The chief economist for the National Association of Realtors (NAR) believes that elevated mortgage rates and declining sales, combined with a severely limited inventory, will prevent large price drops in the housing market nationwide in 2023.
NAR Chief Economist Lawrence Yun provided his 2023 outlook on the residential real estate market on Friday during NAR NXT, The Realtor Experience, an event held in Orlando, Fla.
"For most parts of the country, home prices are holding steady since available inventory is extremely low," Yun said. "Some places are experiencing price gains, while some places, most notably in California, are seeing prices pull back."
He compared the current market to the one that existed during the Great Recession, and said today’s market conditions are fundamentally different.
"Housing inventory is about a quarter of what it was in 2008," Yun said. "Distressed property sales are almost non-existent, at just 2%, and nowhere near the 30% mark seen during the housing crash. Short sales are almost impossible because of the significant price appreciation of the last two years."
With mortgage rates climbing this year at an unprecedented rate — from 3% in January to around 7% in October before falling last week — the resulting downturn in the housing market has had a significant effect on the nation's overall economic performance, Yun said.
"The slide in sales and home building has [brought] down GDP," he said. "If the housing market was stabilizing and not declining, GDP would be positive."
He added that signs point to mortgage rates topping out.

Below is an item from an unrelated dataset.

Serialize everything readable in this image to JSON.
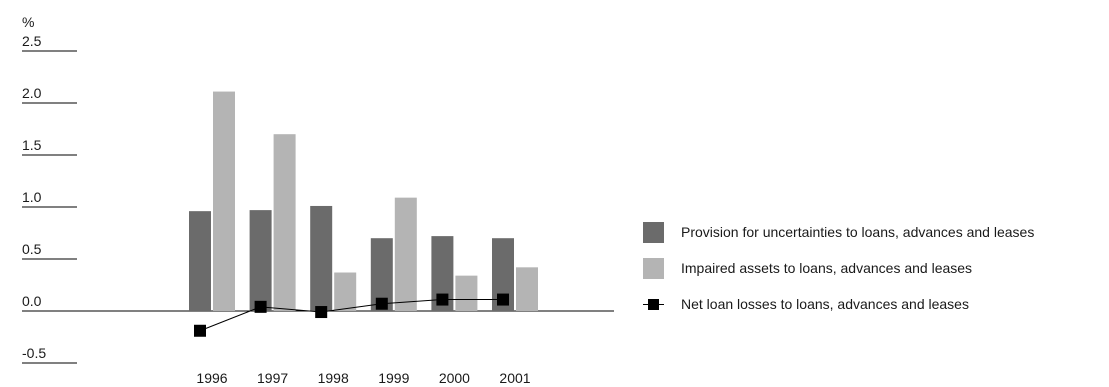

He cited October's consumer price index, which showed inflation rising less than economists had expected — at a 7.7% annual rate vs. the predicted 7.9%.
Yun did express concerns, however, about the spread between mortgage rates — now hovering around 6.6% — and the benchmark federal funds rate, for which the Federal Reserve has set a target range of between 3.75% and 4%.
"The gap between the 30-year fixed mortgage rate and the government borrowing rate is much higher today than it has been historically," he said. "If we didn't have this large gap, mortgage rates wouldn't be 7%, they would be 5.8%.”
Yun said a “normal spread” would revive the economy. “If inflation disappears, then we'd see less anxiety within the financial markets and lower interest rates, which would allow owners to refinance,” he said.
In 2023, he said, he expects home sales to decline by 7%, while the national median home price will increase by 1%, with some markets experiencing price gains and others price declines.
He also projects a strong rebound for housing in 2024, with a 10% jump in home sales and a 5% increase in the national median home price.
The National Association of Realtors is America's largest trade association, representing more than 1.5 million members involved in all aspects of the residential and commercial real estate industries.